The act of 1901 which assumed to enact that this and other like companies, in whose chartered history there had been a foreclosure and sale, should thereby become extinct as corporations and get new and different life under the general statute, or should be deemed to have done so, impaired the charter tax limit. Wallace v. Loomis, 97 U. S. 154.

The charter was construed by the legislature as well as by the courts prior to the act of 1901. See act of 1861 reaffirming tax limitation. This legislative construction will be followed. Gelpcke v. Dubuque, 1 Wall. 175; Southern Pacific R. R. v. Orton, 32 Fed. Rep. 478; Webster v. Cooper, 14

How. 504.

This court will follow the decision of the Supreme Court of the State; and by reason of the long acquiescence in the decision, will hold the State estopped from claiming the contrary. Wilkes Co. v. Coler, 180 U. S. 506; Burgess v. Seligman, 107 U. S. 20.

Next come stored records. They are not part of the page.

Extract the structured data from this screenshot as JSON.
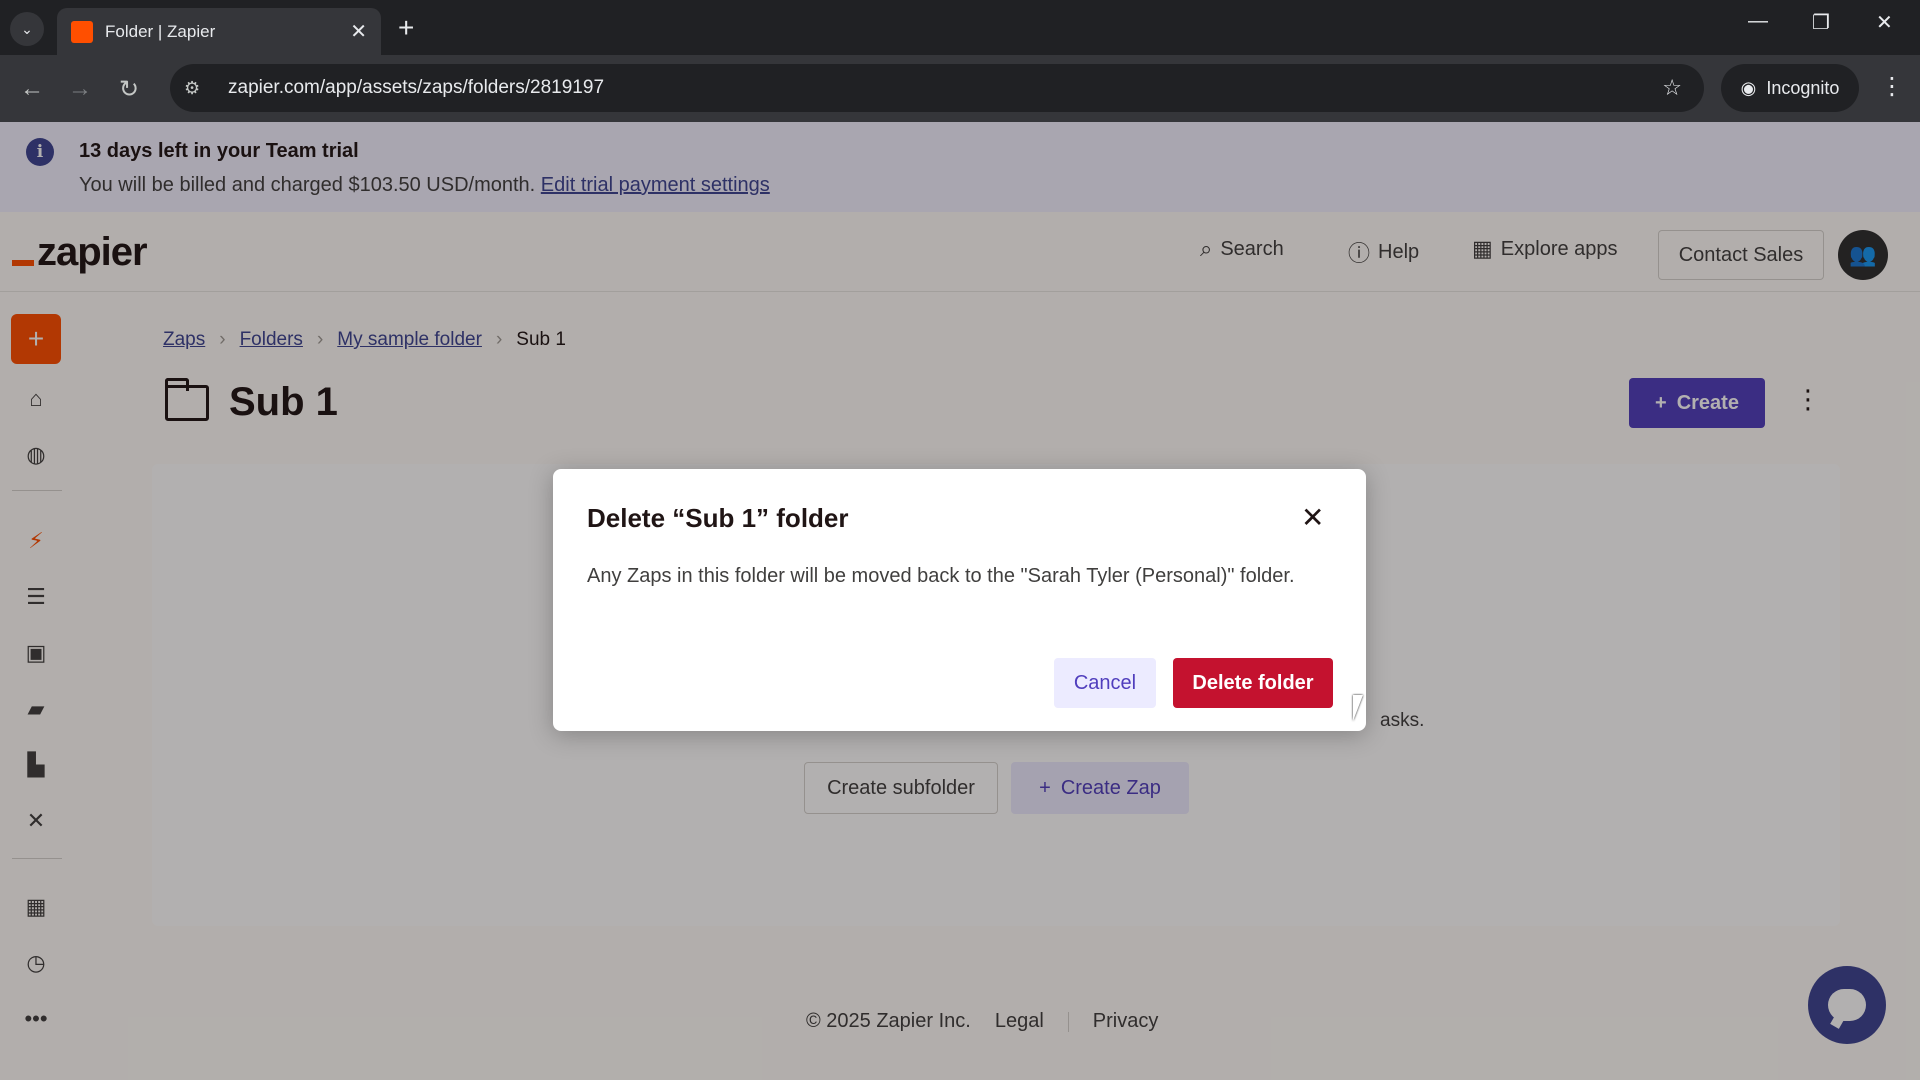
{
  "browser": {
    "tab_title": "Folder | Zapier",
    "tab_close": "✕",
    "new_tab": "+",
    "dropdown": "⌄",
    "url": "zapier.com/app/assets/zaps/folders/2819197",
    "incognito_label": "Incognito",
    "window_controls": {
      "minimize": "—",
      "restore": "❐",
      "close": "✕"
    }
  },
  "banner": {
    "title": "13 days left in your Team trial",
    "subtitle": "You will be billed and charged $103.50 USD/month.",
    "link": "Edit trial payment settings"
  },
  "header": {
    "logo": "zapier",
    "search": "Search",
    "help": "Help",
    "explore": "Explore apps",
    "contact_sales": "Contact Sales"
  },
  "breadcrumb": {
    "items": [
      "Zaps",
      "Folders",
      "My sample folder"
    ],
    "current": "Sub 1",
    "separator": "›"
  },
  "folder": {
    "title": "Sub 1",
    "create_button": "Create",
    "panel_text_fragment": "asks.",
    "create_subfolder": "Create subfolder",
    "create_zap": "Create Zap"
  },
  "footer": {
    "copyright": "© 2025 Zapier Inc.",
    "legal": "Legal",
    "privacy": "Privacy"
  },
  "modal": {
    "title": "Delete “Sub 1” folder",
    "body": "Any Zaps in this folder will be moved back to the \"Sarah Tyler (Personal)\" folder.",
    "cancel": "Cancel",
    "delete": "Delete folder",
    "close": "✕"
  },
  "colors": {
    "brand_orange": "#ff4f00",
    "primary_purple": "#503ebd",
    "danger_red": "#c4122f"
  }
}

The terms "capital stock paid in," as used in the charter tax limit, extend to and mean the corporate property in which that stock is invested. The company is to pay this tax. The words "paid in" signify the capital amassed in the treasury. There is no thought in this language of the shares in the hands of shareholders. It is capital collected, not capital distributed among the shareholders. This extends to the corporate property represented by the capital and in which the capital is invested. Railroad Co. v. Gaines, 97 U. S. 697, 707; D., L. & W. Ry. Co. v. Pennsylvania, 198 U. S. 354.